Through the "big problems" of nuclear denotations and testing, warfare, pesticides, and air quality, Wargo explores the historic "failure of both government and manufacturers to control the chemical industry." With particular focus on environmental damage and the cost to human health in the US and its territories, Wargo takes straight aim of the government institutions charged with protecting citizens, repeatedly pointing to "regulatory paralysis," "regulatory neglect," and systemic secrecy as harming citizens.
Books like this make me feel like an idiot: Wargo traces particular histories of the late 20th century that I knew about, but didn't allow myself to think deeply about their environmental consequences.
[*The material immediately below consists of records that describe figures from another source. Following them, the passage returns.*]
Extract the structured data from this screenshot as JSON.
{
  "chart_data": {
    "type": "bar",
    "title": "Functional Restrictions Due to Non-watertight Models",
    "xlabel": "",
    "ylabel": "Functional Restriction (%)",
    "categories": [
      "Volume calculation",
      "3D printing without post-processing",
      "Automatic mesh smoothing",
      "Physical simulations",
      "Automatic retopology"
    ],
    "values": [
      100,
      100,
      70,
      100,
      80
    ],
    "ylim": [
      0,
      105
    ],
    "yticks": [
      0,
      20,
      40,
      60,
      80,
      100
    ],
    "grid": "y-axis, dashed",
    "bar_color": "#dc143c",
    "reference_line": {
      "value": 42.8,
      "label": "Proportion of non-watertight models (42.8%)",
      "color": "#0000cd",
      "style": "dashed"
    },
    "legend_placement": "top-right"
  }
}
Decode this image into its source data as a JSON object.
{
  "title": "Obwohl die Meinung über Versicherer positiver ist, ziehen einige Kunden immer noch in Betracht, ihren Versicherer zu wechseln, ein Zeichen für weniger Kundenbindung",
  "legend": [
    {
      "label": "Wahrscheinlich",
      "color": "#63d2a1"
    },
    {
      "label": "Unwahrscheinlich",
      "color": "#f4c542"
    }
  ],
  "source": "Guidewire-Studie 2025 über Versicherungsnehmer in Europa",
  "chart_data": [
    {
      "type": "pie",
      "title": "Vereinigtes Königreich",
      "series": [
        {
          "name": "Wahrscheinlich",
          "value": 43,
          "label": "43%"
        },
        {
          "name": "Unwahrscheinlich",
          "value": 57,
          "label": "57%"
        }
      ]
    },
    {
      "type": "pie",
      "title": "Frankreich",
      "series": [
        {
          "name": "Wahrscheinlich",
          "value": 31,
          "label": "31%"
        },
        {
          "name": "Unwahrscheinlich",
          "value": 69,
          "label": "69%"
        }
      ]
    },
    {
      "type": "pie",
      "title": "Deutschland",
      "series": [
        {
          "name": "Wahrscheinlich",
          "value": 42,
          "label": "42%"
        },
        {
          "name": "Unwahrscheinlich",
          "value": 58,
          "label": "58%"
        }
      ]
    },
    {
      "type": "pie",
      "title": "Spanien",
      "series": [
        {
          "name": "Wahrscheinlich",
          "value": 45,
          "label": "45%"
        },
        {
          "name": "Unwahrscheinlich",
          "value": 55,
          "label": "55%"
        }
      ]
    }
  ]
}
In particular, Wargo's descriptions of nuclear testing in the Marshall Islands (I'm forever grateful my family chose not to move out there in the 1970s....) and war-games on Vieques, PR, expose how science has long long long been ineffective to inform government officials more interested in power displays than protecting human health.
I left this book wanting to read more about plastics -- in particular how "hormonally active chemicals in plastics" interfere with human health on a metabolic level.
Also: I'm an institutionalist at heart, so I'm far "for" the outrageous roll-backs we see in a Pruitt-led EPA. That said, can this moment of disruption offer those of us who care about environmental protections and conservations opportunities to improve the system and demand better and more appropriate advocacy for all lifeforms on the planet?